SAC Policy for Autonomous Vehicles

Problem Statement

Perception system is of crucial importance in autonomous driving, although the prosperity of deep learning has brought huge success in different tasks like image classification, semantic segmentation, and object detection, these deep neural networks are often vulnerable against adversarial attack. How to build a robust perception model under different conditions (e.g. different orientations, different illumination conditions, or even different attacks) is still an open questions in the frontier for autonomous driving researchers.

The objective of this project was divided into two parts. Part A required acting as an agent of chaos and launching adversarial attacks onto an incoming vehicle with the intention of portraying incorrect information about the environment. Part B required training an agent using the Soft Actor Critic method to drive with confidence in adverse environment.


Part A

An adversarial attack on an agent refers to the intentional perturbation or manipulation of the agent’s environment or its observations in a way that leads to suboptimal or undesired behaviors. These attacks exploit vulnerabilities in the agent’s learning and decision-making processes to degrade its performance, potentially causing it to make poor decisions or fail to achieve its objectives.

Description of the image
A simple FGM Attack on a stop sign causes Resnet to start misclassifying it

Our choice of an adversarial attack was on the stop sign that an agent would see on the road. Incorrect interpretation of these signs can be very dangerous in a real scenario. We were able to devise several successful adversarial patches using traditional occluding and the scratchai package. we implemented several adversarial vectors like Random Perturbation, Fast Gradient, Project Gradient Descent and more.

The vehicle undergoing adversarial attacks misclassifies a stop sign as a person until its too late.

Part B

Soft Actor-Critic (SAC) is an advanced reinforcement learning algorithm that combines aspects of both value-based and policy-based methods. It’s part of the family of actor-critic methods, where the actor refers to the policy function and the critic refers to the value function.

For driving, SAC is preferable because it can handle complex, nonlinear dynamics and adapt to varying conditions in real-time, optimizing for long-term safety and efficiency. PID controllers, while simple and effective for linear, well-understood systems, lack the adaptability and optimality needed for dynamic, high-dimensional driving environments.

The second part of the project focussed on developing a good SAC agent for autonomous driving, and demonstrating how it performed better than traditional PID controllers.
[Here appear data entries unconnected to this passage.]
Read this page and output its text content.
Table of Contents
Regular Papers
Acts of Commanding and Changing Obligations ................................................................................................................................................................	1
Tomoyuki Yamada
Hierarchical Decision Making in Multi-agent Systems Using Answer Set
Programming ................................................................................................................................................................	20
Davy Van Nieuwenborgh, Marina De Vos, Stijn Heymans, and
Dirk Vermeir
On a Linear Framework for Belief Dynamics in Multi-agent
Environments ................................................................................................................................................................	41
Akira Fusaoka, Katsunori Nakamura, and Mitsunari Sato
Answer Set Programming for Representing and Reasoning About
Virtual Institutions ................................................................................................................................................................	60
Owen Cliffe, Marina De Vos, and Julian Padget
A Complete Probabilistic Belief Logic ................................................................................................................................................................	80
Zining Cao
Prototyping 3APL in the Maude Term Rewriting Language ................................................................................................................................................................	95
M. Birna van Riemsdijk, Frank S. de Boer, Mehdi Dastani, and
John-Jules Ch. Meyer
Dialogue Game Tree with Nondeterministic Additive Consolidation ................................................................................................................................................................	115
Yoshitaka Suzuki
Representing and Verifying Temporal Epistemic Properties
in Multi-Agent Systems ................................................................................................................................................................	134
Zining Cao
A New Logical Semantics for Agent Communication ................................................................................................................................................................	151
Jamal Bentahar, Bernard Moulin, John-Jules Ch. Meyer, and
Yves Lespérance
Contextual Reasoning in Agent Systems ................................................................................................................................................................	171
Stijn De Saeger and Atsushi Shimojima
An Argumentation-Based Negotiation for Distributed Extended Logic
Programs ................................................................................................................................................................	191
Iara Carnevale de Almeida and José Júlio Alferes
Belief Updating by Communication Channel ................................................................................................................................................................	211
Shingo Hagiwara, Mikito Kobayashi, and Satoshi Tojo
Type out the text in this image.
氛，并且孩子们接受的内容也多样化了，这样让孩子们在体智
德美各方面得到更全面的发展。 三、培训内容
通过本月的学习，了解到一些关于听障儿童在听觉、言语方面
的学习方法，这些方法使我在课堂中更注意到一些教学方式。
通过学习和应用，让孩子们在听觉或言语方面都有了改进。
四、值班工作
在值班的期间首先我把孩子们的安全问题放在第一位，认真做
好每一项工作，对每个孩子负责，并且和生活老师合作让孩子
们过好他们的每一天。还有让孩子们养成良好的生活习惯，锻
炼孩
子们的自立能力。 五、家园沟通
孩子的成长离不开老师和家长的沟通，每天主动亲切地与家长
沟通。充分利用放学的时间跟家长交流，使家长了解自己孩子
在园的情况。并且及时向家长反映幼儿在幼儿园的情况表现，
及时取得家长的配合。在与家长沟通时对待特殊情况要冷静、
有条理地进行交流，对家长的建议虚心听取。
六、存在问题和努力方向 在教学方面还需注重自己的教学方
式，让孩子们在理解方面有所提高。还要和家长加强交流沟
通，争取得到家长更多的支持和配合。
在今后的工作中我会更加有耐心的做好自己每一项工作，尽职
For this portion, we made use of the CARLA simulator to create adverse environments for driving a car. This included scenarios like unexpected pedestrians jaywalking, occluded pedestrians, randomly stopping lead car, emergency braking, taking turns while navigation traffic, and much more. The agents performed reasonably well given the training data, but there is a definite scope for improvement in the performance. Nevertheless, we demonstrated the limitation of PID controllers when encountering non linearity and established the supremacy of Reinforcement Learning for driving vehicles.

Vehicle controlled by a SAC agent executes a perfect turn while being aware of traffic.